From long romantic journeys to super-speedy adventures, riding the rails has long held an allure for travellers. I still remember the excitement I felt the first time I took the train from Paris to Bordeaux as a child, passing through spectacular scenery and stopping at different destinations along the way. When travelling by rail, your journey becomes an integral and delightful part of your holiday experience, and savouring the view from your seat is as much part of the holiday as arriving at the destination.
Half a century ago, Japan built the world’s first high-speed rail network – known as yume chotokkyu – literally, the “super-express of dreams.” Fast forward to today, high-speed rail has become a dream come true for travellers all around the world. They can now visit many cities of their choice in comfort and style, while enjoying breath taking scenery on board a high-speed train. The rail travel market has grown nearly tenfold in the past 25 years, and the growth is largely driven by Asia Pacific. Multi-billion Dollar networks are already underway in countries such as Singapore and Malaysia, with the high-speed rail (HSR) line linking Singapore and Kuala Lumpur expected to start operations around 2026.
With so many transportation options now available to choose from, be it air, rail, bus or car-sharing, we are seeing the rise of multi-modal travelling. As Asia Pacific works towards a multi-modal travel future, how can rail become better integrated into the entire travel ecosystem to offer a smoother experience for travellers?
“Railing” in the Asia Pacific audience
According to our report, Future Traveller Tribes 2030: Understanding Tomorrow’s Traveller, high-speed rail is expected to make up 30 percent of new track worldwide by 2030. We are tracking exciting momentum in the rail industry as high-speed rail networks develop in Asia Pacific, with Japan alone moving over 400 million rail passengers per year, and China adding no less than 8,000 kilometres of high-speed track by 2020.

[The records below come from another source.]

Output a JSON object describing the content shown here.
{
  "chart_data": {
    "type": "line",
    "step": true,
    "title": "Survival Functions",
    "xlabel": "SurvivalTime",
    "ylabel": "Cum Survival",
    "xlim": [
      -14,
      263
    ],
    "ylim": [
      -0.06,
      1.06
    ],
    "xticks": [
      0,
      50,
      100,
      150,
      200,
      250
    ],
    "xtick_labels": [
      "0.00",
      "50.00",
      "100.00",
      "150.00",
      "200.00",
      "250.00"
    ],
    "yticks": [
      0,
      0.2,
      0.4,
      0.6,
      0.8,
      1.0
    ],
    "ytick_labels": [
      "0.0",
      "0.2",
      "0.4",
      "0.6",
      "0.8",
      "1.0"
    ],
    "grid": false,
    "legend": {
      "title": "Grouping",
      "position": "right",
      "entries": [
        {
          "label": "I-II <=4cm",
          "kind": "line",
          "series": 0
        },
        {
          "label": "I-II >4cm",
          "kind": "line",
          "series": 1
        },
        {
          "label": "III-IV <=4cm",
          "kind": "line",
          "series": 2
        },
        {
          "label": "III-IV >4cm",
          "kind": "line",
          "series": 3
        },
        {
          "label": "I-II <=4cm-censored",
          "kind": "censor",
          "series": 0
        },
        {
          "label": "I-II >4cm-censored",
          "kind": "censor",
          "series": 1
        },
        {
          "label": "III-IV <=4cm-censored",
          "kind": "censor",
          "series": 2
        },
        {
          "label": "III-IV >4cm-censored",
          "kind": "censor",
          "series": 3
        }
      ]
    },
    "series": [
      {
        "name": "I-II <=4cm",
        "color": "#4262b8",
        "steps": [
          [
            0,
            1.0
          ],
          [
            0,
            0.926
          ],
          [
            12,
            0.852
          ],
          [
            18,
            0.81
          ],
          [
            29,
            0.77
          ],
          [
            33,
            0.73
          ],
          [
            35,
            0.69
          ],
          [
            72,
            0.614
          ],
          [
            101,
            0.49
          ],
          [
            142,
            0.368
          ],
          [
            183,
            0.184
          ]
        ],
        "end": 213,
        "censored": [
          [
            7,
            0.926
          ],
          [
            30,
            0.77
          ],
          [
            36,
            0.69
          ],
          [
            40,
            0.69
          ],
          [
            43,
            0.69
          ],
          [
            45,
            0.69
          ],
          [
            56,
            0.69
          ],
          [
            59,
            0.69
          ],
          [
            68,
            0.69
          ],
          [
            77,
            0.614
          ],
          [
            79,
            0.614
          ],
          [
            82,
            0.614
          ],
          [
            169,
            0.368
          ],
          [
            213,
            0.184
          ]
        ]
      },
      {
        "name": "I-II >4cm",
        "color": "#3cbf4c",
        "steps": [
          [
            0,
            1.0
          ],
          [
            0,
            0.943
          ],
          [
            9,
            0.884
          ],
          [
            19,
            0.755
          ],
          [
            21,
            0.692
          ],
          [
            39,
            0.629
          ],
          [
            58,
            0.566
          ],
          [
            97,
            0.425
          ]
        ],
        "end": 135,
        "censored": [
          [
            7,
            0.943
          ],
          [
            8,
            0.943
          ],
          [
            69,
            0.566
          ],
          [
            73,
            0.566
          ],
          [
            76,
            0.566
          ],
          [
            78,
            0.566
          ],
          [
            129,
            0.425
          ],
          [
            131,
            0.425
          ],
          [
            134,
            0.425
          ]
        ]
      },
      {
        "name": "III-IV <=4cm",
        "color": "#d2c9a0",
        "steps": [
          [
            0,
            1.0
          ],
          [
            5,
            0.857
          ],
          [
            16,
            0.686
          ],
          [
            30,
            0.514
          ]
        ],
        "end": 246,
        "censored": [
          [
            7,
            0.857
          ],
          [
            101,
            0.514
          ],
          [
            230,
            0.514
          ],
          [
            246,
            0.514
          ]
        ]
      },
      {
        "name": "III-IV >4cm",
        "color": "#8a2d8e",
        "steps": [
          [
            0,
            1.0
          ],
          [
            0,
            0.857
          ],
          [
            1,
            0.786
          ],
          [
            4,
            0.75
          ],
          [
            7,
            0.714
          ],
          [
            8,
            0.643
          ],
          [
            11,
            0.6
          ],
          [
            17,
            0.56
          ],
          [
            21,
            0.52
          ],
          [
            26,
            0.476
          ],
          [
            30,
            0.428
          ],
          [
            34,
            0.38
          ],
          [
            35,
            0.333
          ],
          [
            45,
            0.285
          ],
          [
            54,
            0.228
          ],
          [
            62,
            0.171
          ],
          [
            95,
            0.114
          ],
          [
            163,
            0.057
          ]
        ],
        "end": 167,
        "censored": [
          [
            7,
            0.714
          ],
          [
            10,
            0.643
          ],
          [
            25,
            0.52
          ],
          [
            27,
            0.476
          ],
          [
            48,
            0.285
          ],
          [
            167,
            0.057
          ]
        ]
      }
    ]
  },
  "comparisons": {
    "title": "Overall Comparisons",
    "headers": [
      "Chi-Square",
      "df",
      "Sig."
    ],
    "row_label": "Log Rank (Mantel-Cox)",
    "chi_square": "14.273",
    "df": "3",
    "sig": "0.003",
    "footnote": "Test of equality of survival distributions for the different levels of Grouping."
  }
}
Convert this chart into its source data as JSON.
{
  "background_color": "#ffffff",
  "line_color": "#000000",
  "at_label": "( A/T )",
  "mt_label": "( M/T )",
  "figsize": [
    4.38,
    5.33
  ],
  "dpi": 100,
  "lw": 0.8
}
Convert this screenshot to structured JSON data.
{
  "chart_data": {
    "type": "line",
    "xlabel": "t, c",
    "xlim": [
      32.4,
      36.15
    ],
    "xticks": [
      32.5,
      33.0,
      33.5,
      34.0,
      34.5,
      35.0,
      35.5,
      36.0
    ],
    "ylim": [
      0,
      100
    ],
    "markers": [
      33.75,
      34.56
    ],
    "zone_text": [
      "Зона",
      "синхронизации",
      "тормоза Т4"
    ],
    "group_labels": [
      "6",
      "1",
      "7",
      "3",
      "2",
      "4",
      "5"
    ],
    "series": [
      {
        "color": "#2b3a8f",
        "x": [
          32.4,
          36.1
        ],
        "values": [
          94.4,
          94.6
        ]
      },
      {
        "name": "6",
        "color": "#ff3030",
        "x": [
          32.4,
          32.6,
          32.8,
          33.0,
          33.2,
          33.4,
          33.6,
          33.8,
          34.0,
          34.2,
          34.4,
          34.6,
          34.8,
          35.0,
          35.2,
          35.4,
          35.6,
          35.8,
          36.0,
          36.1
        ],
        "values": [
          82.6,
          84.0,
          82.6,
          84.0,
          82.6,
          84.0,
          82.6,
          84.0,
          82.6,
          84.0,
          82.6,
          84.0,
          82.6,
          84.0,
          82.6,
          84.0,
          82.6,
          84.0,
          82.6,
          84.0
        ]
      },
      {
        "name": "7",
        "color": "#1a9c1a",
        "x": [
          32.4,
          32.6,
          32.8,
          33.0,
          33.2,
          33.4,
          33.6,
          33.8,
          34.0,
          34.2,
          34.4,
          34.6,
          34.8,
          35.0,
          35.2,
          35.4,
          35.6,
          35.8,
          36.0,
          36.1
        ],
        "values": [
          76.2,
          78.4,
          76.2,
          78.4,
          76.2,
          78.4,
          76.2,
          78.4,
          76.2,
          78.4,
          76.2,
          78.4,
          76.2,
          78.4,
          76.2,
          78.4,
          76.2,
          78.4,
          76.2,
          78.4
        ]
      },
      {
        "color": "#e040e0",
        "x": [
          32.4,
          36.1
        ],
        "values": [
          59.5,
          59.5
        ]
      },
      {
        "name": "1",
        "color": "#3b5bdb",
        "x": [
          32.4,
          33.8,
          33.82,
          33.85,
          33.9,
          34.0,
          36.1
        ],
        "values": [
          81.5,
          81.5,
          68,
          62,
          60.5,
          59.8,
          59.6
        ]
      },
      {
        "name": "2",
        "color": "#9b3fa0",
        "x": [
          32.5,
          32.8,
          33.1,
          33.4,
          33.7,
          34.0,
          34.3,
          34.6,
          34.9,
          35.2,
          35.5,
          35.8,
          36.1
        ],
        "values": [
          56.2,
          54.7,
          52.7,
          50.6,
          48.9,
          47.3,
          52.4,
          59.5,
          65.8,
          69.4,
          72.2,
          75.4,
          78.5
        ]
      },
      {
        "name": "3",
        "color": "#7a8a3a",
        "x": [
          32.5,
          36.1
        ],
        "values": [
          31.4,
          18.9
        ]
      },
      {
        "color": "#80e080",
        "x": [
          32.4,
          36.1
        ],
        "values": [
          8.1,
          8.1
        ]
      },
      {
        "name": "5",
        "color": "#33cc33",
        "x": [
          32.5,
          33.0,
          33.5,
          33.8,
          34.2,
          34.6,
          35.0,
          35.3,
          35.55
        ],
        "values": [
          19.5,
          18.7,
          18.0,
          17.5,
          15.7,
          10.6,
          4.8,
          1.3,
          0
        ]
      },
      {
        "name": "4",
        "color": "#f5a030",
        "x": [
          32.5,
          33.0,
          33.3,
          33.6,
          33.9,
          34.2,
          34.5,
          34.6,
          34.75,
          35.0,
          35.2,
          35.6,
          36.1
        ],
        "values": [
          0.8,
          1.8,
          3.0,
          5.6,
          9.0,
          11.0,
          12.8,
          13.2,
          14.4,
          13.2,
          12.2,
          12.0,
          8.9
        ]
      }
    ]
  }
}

With this transformation in motion, one of the key areas that rail players need to address is that of making rail (not only high speed) more accessible to both the travel seller and the passenger. It should be easier for travellers to search for, and book, their flight, hotel and train ticket at the same time, from the same place.
Today if you want to book a cross-border or multi-modal journey, it can still be frustrating given the complexity and challenge of the booking process. From personal experience, it can often include some lengthy navigation on various travel sites to even find out the rail options on offer in some countries. Despite the huge growth and opportunity in Asia Pacific, rail content is not nearly as searchable and visible to travel sellers, or travellers, compared to other modes of transport.
Linking rail to the ecosystem
At present, many travellers do not consider train services as part of their journey, because it does not show up as an option in their online searches for route information. It’s likely that international visitors are also not familiar with the rail options at their destination, or they are unaware that rail can in fact be a favourable option for shorter domestic transits.
The integration of rail content in the Global Distribution System (GDS) is a crucial step towards increasing this visibility for travellers. By making rail travel routes available through local travel agents as well as online giants such as Expedia, travellers will have more choices available to them at all stages of trip planning. Not only that, travellers can then book and pay for different journey options in a single transaction, instead of going through the existing convoluted process of identifying multiple routes and purchasing multiple tickets.
For instance, Amadeus Air-Rail Display allows travel agents to easily compare rail and air journey times and check availability on popular air-rail routes, all in a single display. Travel sellers can leverage this platform to sell rail more efficiently, making the booking of rail travel much easier for both agents and travellers.
In fact, one of the most common multi-modal travel options is booking your flight and your connecting airport to city rail ticket with it. Through integrated solutions such as Amadeus Airport Express, travel agencies can easily add an airport express train ticket to a traveller’s flight or hotel room at the moment of booking. If you’re anything like me, this definitely eases the stress of arriving to an unfamiliar city, not speaking the local language and trying to navigate the local airport ticket office to buy a train ticket. Instead, you can proceed through departures and hop on your train to the city centre stress free!
There are huge opportunities for rail companies to innovate and provide more personalised travel services, bringing a ‘door-to-door’ experience one step closer to reality. As we embark on the multi-modal journey, collaboration between key industry players is key to overcome the challenges and enable the traveller of tomorrow a seamless travel experience from their initial search right through to arrival at their destination.